Dr. Johnson poured over the data from a separate five-year study of 1,338 German couples. When he compared data on the amount of housework a male partner performed, he found no correlation between that data and how much sex the couple had.

Then Dr. Johnson looked at the data regarding whether men perceived their contributions to housework as fair.

"In any relationship, the amount of housework is going to mean something different based on the couple's context, based on their own expectations for what each partner should be doing, and their comparison levels of what happens with other couples they know,” he explains.

He found that couples engage in more frequent sex when the male partners believe the division of house chores is fair. He also found that both male and female partners were more likely to report sexual satisfaction in those relationships.

Though he acknowledges that comparing Americans to German couples may bring up some important cultural difference, he pointed out that couples in Germany actually tend to have stricter gender roles than in America. According to Dr. Johnson, data from some studies indicates German men tend to do less housework in relationships compared to their American counterparts.

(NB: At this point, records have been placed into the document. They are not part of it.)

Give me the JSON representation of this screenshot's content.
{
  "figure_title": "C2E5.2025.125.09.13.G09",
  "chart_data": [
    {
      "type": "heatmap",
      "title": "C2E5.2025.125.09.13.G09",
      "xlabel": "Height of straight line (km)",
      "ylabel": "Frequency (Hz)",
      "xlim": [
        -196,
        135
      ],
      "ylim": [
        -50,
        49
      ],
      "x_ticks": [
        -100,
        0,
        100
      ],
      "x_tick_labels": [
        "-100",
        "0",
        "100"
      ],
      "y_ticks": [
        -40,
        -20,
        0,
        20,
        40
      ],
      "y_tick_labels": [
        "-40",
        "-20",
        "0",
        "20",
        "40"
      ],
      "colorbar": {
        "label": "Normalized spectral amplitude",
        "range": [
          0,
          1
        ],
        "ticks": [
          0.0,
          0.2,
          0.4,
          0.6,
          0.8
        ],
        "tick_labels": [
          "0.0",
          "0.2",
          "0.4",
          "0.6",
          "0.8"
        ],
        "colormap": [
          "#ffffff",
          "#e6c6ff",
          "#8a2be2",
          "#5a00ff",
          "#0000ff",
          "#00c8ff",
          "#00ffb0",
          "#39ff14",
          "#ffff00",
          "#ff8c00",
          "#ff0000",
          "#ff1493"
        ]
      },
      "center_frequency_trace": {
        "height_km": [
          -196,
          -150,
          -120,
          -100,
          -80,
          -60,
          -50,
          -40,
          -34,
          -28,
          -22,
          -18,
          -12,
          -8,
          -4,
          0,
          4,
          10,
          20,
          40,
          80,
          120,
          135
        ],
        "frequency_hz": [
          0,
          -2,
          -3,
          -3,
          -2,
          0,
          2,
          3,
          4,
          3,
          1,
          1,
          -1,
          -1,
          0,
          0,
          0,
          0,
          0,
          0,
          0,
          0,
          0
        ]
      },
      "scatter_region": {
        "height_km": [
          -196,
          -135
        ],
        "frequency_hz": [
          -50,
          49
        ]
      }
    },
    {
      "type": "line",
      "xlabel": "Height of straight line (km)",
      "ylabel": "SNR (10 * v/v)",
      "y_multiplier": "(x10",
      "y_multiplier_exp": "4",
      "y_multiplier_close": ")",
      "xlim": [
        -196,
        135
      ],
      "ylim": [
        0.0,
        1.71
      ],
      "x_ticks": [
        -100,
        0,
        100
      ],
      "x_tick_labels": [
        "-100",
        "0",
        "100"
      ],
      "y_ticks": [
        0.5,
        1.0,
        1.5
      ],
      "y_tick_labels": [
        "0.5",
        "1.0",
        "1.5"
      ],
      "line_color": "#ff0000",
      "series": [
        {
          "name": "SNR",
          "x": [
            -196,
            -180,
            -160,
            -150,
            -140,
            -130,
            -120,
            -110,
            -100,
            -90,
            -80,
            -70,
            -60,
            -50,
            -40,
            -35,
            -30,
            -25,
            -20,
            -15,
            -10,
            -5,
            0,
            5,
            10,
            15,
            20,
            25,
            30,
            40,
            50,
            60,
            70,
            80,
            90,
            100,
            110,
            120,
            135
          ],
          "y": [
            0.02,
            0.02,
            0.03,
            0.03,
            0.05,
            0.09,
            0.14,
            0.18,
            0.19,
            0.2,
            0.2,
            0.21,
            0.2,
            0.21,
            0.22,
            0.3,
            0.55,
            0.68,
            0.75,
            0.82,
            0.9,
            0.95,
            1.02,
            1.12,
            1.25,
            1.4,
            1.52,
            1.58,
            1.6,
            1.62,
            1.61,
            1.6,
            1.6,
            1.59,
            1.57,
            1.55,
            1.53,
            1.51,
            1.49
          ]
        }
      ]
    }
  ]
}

"There are cultural differences. But if the logic held from the prior studies, we would have expected to have a more pronounced negative impact of housework on sexuality in Germany, because it's a bit more traditional. But that wasn't the case at all," he said.

The Bottom Line Is a Perception of Equality

What can we learn from this study? Dr. Johnson offers specific relationship advice: "Rather than avoiding chores in the hopes of having more sex, as prior research would imply, men are likely to experience more frequent and satisfying passion for both partners between the sheets when they simply do their fair share."

Yes, what matters is that you and your partner both feel like each person is pulling their weight. But this perception won’t exist unless you’re both actually doing the chores. So start divvying them up and reap the benefits!